OpenAI just finished its restructuring into a for-profit company — and now the nonprofit side of the story is picking up steam. On March 24, the OpenAI Foundation introduced new leadership and announced plans to spend at least one billion dollars this year. On research, safety, health, and the societal impacts of AI.
What the Foundation Is Planning
The 2026 priorities are clearly outlined: mitigating biological risks, advancing AI in life sciences, and addressing the impact on jobs, the economy, and mental health — especially for children. Sounds like a typical tech philanthropy playbook. But the scale is remarkable.

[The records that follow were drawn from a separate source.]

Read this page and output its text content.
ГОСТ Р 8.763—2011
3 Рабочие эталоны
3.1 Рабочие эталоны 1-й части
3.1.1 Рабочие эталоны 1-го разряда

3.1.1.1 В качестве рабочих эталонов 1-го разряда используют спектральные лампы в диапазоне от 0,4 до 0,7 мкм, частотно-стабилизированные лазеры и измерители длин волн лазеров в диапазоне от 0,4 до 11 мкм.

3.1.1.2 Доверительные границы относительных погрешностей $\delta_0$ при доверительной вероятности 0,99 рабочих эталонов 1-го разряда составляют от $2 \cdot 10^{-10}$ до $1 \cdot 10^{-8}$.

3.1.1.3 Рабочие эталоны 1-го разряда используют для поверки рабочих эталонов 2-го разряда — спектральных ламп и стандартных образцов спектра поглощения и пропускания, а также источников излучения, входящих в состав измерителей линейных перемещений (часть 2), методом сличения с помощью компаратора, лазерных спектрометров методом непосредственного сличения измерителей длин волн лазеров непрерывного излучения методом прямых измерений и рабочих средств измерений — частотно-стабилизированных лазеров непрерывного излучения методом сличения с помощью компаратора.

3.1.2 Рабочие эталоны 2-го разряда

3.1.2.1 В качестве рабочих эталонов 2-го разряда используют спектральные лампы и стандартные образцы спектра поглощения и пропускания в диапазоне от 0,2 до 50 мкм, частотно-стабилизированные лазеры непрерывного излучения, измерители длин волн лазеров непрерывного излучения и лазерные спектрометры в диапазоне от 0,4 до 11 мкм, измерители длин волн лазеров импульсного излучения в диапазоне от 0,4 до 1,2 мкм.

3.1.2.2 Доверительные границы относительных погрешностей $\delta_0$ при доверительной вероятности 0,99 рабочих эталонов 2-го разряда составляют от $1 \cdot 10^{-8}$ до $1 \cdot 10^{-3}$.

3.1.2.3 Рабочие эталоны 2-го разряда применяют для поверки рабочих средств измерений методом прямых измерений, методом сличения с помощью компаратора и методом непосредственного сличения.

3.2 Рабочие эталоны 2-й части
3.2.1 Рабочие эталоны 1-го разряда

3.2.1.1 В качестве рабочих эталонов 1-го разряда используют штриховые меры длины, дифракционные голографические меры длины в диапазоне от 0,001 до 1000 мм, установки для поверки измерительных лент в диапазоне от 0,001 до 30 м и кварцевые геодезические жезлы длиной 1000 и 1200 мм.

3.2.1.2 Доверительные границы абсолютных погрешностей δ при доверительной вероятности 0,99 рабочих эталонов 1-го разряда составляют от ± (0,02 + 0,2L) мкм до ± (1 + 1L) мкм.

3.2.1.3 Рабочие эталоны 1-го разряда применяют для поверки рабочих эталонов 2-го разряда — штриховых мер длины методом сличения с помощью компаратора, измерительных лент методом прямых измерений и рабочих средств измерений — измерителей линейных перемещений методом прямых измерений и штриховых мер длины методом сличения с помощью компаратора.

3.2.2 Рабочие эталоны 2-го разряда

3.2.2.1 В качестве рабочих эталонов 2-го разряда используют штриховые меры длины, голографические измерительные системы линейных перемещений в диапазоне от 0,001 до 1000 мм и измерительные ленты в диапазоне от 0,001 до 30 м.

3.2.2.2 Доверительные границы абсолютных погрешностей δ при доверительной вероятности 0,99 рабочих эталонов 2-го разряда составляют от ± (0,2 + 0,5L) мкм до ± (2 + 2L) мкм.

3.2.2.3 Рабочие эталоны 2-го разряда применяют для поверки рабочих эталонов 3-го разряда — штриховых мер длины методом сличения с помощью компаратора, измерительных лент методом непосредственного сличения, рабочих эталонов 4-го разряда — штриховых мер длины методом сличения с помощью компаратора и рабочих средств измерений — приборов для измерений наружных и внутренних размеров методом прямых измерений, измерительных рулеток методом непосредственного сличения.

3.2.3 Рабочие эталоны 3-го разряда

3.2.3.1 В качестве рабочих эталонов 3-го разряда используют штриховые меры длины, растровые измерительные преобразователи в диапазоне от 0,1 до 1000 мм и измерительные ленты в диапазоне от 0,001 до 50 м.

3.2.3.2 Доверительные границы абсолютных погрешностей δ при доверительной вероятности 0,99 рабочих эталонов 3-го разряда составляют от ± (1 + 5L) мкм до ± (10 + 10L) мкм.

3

The Foundation holds equity in the company valued at roughly $130 billion. That makes it one of the best-resourced nonprofits in the United States. Back in October, it had announced plans to dedicate $25 billion total to similar causes — without a specific timeline. Now it’s getting concrete: one billion in twelve months.
New Leadership Team
Robert Kaiden joins as CFO, previously at Deloitte and Twitter. Anna Makanju will lead ‘AI for Civil Society and Philanthropy.’ Jeff Arnold, an early OpenAI team member, takes over operations. The Foundation is still searching for an Executive Director.
The Bigger Picture
You can look at this cynically: OpenAI caught a lot of criticism for its for-profit restructuring. A billion-dollar nonprofit initiative helps with image management. But you can also look at it pragmatically: regardless of the motivation, if a billion dollars actually flows into AI safety research and societal cushioning, everyone benefits.
The real question is whether the Foundation can truly operate independently — or whether it ends up being the PR department with a better budget.